Fast forward almost two and a quarter centuries, and casino and hotel magnate Steve Wynn seems to have taken a page out of the former queen of France’s book, and has also been expressing some pretty similar sentiments on the subject of poverty. According to the 74 year-old billionaire:
“..rich people only like being around rich people. Nobody likes being around poor people, especially poor people.”
Steve Wynn made his snooty comment whilst holding an investors day for Wynn Resorts’ in which he revealed details of several upcoming projects, including ones in Macau, Boston, and Las Vegas. Blowing his gold 24 Carat trumpet further, Wynn commented:
“..we cater to people who have discretion and judgment, and we give them a choice, and we are consistent in that, whether the economy is up or the economy is down.”
Needless to say, even if Wynn is being honest in expressing his insensitive views, his contempt for the unprivileged classes is unlikely to do much favors for a businessman living in a country in which over 45 million people, or 14.5% of the population, live below the poverty line.

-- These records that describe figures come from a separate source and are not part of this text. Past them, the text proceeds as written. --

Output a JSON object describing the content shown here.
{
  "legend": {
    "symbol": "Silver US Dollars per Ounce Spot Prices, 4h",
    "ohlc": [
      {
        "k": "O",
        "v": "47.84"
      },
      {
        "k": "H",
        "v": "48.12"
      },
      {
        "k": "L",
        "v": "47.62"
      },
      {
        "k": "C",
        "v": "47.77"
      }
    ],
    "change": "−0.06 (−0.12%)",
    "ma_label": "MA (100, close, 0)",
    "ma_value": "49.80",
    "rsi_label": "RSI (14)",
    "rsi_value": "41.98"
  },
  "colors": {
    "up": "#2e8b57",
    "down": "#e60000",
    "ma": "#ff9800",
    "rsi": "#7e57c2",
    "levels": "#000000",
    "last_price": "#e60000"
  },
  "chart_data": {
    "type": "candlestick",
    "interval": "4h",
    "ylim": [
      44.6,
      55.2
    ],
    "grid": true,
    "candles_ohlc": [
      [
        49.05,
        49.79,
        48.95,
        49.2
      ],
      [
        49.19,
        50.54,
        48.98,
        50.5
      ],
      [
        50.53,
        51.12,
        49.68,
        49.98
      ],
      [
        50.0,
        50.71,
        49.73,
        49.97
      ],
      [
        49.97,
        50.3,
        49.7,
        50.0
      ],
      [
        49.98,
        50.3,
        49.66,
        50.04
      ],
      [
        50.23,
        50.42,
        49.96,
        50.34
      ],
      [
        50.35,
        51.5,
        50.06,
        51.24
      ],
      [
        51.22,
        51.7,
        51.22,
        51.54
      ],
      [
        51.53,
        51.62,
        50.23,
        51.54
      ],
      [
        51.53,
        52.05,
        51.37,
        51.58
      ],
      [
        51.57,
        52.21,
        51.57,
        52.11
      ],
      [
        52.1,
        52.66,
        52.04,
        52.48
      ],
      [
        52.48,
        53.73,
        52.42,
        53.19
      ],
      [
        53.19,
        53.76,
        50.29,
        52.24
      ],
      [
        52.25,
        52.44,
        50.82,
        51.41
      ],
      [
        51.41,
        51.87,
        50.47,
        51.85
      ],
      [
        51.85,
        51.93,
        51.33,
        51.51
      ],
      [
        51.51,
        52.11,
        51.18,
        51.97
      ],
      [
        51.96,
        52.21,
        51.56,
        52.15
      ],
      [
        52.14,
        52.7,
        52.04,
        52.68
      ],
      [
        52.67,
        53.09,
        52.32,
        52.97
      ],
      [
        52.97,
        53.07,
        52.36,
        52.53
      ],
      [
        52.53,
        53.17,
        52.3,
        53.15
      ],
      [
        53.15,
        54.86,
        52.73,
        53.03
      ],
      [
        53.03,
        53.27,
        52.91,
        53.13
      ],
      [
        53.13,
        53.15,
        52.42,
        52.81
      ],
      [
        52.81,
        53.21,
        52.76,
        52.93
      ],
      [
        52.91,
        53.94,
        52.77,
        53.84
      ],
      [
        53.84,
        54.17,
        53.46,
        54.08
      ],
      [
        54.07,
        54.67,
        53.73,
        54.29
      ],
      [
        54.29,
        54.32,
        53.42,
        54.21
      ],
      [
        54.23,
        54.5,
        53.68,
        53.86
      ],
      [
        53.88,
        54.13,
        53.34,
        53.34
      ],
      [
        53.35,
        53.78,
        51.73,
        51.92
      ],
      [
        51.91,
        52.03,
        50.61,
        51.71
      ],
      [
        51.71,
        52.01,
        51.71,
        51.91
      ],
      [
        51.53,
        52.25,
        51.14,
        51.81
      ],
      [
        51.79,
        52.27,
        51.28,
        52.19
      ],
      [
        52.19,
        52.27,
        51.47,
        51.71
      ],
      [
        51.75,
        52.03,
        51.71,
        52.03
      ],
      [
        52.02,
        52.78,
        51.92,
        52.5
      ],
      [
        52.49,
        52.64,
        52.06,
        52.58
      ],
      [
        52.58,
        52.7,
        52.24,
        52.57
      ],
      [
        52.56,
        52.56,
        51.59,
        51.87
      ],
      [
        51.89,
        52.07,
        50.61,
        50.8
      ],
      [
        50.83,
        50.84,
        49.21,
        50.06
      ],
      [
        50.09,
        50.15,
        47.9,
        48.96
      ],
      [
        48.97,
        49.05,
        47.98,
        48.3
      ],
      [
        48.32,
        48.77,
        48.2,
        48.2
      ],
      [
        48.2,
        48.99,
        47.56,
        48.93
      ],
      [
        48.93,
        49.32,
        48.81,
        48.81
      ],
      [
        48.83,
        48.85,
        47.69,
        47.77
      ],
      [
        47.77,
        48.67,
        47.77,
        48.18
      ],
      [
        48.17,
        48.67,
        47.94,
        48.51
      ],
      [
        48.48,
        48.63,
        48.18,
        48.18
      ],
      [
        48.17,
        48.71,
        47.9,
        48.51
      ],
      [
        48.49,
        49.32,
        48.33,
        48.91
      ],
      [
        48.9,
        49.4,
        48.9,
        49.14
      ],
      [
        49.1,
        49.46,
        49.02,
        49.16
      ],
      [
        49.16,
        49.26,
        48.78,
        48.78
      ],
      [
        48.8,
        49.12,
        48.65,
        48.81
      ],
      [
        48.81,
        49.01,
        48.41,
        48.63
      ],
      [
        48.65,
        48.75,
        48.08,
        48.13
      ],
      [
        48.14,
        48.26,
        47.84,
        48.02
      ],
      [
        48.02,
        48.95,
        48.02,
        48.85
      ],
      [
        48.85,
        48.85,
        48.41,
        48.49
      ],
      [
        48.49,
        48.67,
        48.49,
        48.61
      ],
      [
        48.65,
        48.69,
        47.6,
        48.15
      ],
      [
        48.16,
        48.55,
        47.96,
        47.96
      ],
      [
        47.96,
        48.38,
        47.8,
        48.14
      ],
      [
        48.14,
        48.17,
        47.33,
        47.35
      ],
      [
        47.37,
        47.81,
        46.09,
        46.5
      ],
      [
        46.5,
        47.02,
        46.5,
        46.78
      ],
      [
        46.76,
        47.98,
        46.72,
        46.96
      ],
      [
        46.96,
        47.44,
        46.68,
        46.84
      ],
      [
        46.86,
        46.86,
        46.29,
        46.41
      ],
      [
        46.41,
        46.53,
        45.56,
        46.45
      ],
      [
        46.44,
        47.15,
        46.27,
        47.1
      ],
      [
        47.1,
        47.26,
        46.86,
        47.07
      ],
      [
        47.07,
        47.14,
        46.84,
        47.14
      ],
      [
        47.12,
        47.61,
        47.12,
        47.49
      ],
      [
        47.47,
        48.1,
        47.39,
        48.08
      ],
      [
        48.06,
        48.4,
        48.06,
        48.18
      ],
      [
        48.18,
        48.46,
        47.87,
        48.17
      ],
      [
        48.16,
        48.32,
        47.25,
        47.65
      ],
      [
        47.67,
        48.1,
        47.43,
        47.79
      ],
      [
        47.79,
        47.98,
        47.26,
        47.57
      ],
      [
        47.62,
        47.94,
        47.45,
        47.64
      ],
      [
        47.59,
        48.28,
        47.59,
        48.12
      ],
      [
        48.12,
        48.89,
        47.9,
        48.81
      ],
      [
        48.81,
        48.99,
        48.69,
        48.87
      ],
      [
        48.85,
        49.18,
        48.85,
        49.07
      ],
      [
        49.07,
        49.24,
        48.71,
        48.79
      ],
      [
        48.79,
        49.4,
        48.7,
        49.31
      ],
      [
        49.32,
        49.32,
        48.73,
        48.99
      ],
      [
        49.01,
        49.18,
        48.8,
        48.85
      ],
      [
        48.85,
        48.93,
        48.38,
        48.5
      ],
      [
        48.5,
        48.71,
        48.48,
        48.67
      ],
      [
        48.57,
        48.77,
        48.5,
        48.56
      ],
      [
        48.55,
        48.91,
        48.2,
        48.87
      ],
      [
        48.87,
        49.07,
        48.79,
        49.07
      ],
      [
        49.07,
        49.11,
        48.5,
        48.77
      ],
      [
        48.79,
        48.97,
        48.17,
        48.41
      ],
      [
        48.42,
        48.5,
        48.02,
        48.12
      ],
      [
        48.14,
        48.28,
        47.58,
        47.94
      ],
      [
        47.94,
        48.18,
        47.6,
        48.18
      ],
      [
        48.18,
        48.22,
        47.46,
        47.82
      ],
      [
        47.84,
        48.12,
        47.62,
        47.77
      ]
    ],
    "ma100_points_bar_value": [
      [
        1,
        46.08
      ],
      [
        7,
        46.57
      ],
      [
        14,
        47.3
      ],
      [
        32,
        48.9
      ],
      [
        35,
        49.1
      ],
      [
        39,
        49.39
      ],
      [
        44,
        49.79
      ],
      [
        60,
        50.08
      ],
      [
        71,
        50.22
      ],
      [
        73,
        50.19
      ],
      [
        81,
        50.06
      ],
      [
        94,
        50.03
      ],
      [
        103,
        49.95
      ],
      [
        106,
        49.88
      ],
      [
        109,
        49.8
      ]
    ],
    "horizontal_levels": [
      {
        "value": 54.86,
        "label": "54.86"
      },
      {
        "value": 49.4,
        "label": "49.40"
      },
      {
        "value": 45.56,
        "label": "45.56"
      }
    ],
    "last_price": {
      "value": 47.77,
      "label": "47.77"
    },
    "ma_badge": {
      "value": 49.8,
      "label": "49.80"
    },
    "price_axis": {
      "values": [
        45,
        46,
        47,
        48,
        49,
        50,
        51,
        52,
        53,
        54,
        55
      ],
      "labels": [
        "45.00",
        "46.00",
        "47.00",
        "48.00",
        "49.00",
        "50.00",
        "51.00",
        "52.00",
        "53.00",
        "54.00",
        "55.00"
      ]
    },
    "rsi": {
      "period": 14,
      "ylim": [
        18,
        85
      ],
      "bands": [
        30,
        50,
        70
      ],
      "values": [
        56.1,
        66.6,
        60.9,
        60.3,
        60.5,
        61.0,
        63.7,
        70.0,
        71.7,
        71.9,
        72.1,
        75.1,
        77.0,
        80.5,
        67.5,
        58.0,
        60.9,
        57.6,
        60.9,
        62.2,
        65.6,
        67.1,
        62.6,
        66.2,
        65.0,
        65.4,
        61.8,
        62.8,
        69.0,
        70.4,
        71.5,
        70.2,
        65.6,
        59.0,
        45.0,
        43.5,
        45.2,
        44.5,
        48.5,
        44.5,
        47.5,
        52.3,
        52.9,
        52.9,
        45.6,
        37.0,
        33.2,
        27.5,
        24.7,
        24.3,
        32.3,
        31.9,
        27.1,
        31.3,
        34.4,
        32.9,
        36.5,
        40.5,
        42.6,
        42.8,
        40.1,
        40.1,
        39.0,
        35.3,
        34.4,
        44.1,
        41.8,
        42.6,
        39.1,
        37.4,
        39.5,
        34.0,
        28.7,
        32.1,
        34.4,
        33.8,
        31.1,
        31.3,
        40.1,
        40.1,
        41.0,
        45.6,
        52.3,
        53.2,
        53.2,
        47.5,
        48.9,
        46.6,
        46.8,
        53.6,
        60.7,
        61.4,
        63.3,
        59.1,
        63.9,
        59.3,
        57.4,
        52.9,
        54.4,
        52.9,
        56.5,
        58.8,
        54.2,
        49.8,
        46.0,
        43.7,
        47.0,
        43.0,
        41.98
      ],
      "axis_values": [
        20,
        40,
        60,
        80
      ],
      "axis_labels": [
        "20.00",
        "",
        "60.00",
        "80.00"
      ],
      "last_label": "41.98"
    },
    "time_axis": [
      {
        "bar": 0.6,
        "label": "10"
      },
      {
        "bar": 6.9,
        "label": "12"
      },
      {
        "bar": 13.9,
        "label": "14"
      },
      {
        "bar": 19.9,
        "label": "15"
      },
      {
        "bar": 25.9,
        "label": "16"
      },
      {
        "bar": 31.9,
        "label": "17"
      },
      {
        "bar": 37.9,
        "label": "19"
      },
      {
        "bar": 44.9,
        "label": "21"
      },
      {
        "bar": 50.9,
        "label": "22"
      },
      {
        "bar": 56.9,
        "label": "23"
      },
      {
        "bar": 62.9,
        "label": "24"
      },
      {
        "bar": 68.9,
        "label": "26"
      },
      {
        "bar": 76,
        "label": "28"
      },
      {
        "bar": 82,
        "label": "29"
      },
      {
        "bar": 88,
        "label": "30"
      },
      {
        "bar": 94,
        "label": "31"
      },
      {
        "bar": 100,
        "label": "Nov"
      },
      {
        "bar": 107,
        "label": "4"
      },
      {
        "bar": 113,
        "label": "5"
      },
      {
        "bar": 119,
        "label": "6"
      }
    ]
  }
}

That is why Michael Weaver, senior VP of marketing and communications, felt compelled to try and clear up the gaff by later stating:
“Mr. Wynn’s comment was made in the context of a discussion that the company creates luxurious resorts which have an aspirational appeal to a broad range of guests.”
Either way, the damage has still been done, and Wynn’s comments will continue to hang over his head for some time to come. In the meantime, it is interesting to note that his father, Michael Weinberg, ran a number of bingo parlors in United States, but was a compulsive gambler who when he died left $350,000 in gambling debts behind.